With all eyes on the US Fed, participants expect a 25-bps rate cut, while the key focus will be on the 2026 dot-plot guidance. Additionally, updates from the India–US trade discussions in New Delhi will remain in the spotlight.
The recent slide, following Friday’s RBI-driven rally, has weakened the short-term sentiment, and we now view 25,650 as the next critical support. A decisive break below this level could further widen the consolidation range, with the next major support at the 25,400 level. On the upside, the 20-DEMA, placed around 25,950, now acts as the immediate hurdle, and only a sustained move above this zone may help improve the near-term bias.
Until clarity emerges, we recommend maintaining a stock-specific trading approach, with buying opportunities in private banks, autos, and metals, while also keeping selective short positions as a hedge against potential downside risk.
Stocks to Buy Today - Recommendations by Ajit Mishra, Religare Broking
We are seeing a steady uptrend in the auto space, and Eicher Motors continues to trade at fresh all-time highs, reflecting strong and sustained momentum. It has displayed a robust structural setup, marked by a sharp advance since July 2025 and a consistent formation of higher highs and higher lows. After its swift rally, it entered a brief, low-volume consolidation phase, forming a stable elevated base near its short-term moving averages. Each consolidation has been absorbed quickly, followed by renewed buying interest, reinforcing the ongoing bullish trend and indicating further upside potential. Traders may consider long positions even in the current volatile market environment, as the stock continues to show remarkable stability.
ICICI Prudential Life Insurance Company | LTP: ₹ 642.85 | Recommendation: Buy | Target: ₹705 | Stop-loss: ₹612
ICICI Prudential has broken out of a broad five-month consolidation phase, establishing a strong base above its 200 WEMA. This breakout is supported by healthy buying interest and a strong recovery above key short-, medium-, and long-term moving averages on the daily chart. The RSI has also turned positive with a bullish crossover, adding conviction to the uptrend. The consolidation pattern resembles an inverted head-and-shoulders formation, typically indicative of a trend reversal and the start of a sustained upward move. Given this favourable technical setup, long positions may be considered within the recommended range.

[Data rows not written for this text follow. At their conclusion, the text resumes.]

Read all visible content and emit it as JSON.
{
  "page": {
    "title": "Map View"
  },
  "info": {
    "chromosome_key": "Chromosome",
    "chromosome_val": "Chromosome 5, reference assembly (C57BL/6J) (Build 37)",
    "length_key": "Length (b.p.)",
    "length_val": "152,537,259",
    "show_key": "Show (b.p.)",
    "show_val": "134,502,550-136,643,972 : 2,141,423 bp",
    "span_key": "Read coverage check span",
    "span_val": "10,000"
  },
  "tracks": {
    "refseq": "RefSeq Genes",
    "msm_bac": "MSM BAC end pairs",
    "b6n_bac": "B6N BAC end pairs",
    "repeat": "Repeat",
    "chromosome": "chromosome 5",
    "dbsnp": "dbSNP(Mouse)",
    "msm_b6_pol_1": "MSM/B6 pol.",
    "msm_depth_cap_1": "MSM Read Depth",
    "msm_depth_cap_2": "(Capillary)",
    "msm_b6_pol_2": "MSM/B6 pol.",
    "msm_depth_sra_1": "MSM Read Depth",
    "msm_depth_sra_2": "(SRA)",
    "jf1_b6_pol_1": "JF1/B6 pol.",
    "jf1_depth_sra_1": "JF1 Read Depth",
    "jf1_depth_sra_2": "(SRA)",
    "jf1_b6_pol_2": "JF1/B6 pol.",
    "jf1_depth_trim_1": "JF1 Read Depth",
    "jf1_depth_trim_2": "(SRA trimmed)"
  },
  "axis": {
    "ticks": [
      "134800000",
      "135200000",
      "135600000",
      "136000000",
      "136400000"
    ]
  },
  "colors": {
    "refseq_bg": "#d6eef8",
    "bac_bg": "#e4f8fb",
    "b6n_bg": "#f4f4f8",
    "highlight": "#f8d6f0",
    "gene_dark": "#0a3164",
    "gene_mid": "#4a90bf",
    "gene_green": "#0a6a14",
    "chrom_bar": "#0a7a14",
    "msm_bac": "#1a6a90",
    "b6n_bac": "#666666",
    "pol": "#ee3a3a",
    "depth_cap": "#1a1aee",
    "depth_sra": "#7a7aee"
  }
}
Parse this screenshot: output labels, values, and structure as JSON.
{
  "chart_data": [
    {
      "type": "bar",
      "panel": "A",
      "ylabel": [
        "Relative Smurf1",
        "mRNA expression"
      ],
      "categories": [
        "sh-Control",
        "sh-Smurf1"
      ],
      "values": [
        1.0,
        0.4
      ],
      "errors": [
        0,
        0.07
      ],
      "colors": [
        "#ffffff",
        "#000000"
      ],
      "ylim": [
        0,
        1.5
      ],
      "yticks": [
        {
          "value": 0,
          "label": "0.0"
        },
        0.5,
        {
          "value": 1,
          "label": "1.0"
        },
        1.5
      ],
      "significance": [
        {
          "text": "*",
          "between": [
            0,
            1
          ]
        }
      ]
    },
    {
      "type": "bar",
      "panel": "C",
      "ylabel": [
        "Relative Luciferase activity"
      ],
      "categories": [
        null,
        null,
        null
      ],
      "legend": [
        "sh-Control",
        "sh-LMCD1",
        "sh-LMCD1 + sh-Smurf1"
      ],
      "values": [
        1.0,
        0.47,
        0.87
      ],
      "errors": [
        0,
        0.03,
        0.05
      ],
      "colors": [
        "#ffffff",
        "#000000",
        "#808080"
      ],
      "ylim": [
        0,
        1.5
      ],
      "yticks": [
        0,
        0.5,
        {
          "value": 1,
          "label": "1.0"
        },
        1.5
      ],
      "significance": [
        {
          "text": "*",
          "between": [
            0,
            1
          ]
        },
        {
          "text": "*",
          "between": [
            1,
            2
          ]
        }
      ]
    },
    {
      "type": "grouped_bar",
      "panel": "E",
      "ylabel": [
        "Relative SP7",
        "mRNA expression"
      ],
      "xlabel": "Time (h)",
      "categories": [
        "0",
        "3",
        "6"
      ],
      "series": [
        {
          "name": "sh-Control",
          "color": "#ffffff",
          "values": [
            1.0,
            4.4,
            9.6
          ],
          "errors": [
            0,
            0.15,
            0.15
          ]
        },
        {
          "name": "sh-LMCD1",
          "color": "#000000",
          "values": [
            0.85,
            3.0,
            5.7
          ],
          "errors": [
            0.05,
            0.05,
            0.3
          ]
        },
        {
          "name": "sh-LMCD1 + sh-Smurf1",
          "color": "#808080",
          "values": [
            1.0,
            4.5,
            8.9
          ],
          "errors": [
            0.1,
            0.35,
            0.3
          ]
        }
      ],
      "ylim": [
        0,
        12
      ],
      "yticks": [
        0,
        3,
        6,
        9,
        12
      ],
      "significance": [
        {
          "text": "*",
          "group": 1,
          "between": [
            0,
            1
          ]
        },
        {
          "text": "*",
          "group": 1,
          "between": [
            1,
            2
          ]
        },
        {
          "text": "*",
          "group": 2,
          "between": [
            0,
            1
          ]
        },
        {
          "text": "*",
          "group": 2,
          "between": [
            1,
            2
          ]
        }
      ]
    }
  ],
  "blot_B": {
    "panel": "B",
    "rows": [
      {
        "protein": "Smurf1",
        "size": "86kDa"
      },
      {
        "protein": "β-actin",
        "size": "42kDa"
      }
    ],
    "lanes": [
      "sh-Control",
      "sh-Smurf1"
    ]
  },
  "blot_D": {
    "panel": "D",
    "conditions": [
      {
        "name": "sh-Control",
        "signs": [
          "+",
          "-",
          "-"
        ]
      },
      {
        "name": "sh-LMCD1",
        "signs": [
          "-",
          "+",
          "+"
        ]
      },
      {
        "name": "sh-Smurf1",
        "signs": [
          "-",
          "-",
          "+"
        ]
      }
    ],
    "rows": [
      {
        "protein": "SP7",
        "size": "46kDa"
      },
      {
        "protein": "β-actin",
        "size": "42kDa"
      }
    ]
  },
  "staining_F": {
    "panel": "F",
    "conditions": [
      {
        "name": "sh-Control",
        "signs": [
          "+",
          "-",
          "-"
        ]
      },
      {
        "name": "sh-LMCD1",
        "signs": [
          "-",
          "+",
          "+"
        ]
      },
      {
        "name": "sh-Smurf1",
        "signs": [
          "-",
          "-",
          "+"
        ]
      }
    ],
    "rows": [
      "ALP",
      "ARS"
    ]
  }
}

Kalyan Jewellers has been trading in a corrective phase since the beginning of the year, with no meaningful signs of reversal yet. Although the stock attempted multiple rebounds over the past four months, it consistently failed to surpass the resistance of its long-term moving average—the 200-day DEMA. Following the latest failed attempt, the stock has witnessed a fresh breakdown, forming a clear shorting pivot. The decline is accompanied by rising volumes, reinforcing the prevailing bearish sentiment. The RSI also signals sustained downward momentum. With the bearish structure intact, the stock is likely to extend its corrective trend, making it a suitable candidate for short positions. (Disclaimer: This article is by Ajit Mishra, SVP – research, Religare Broking. Views expressed are his own.)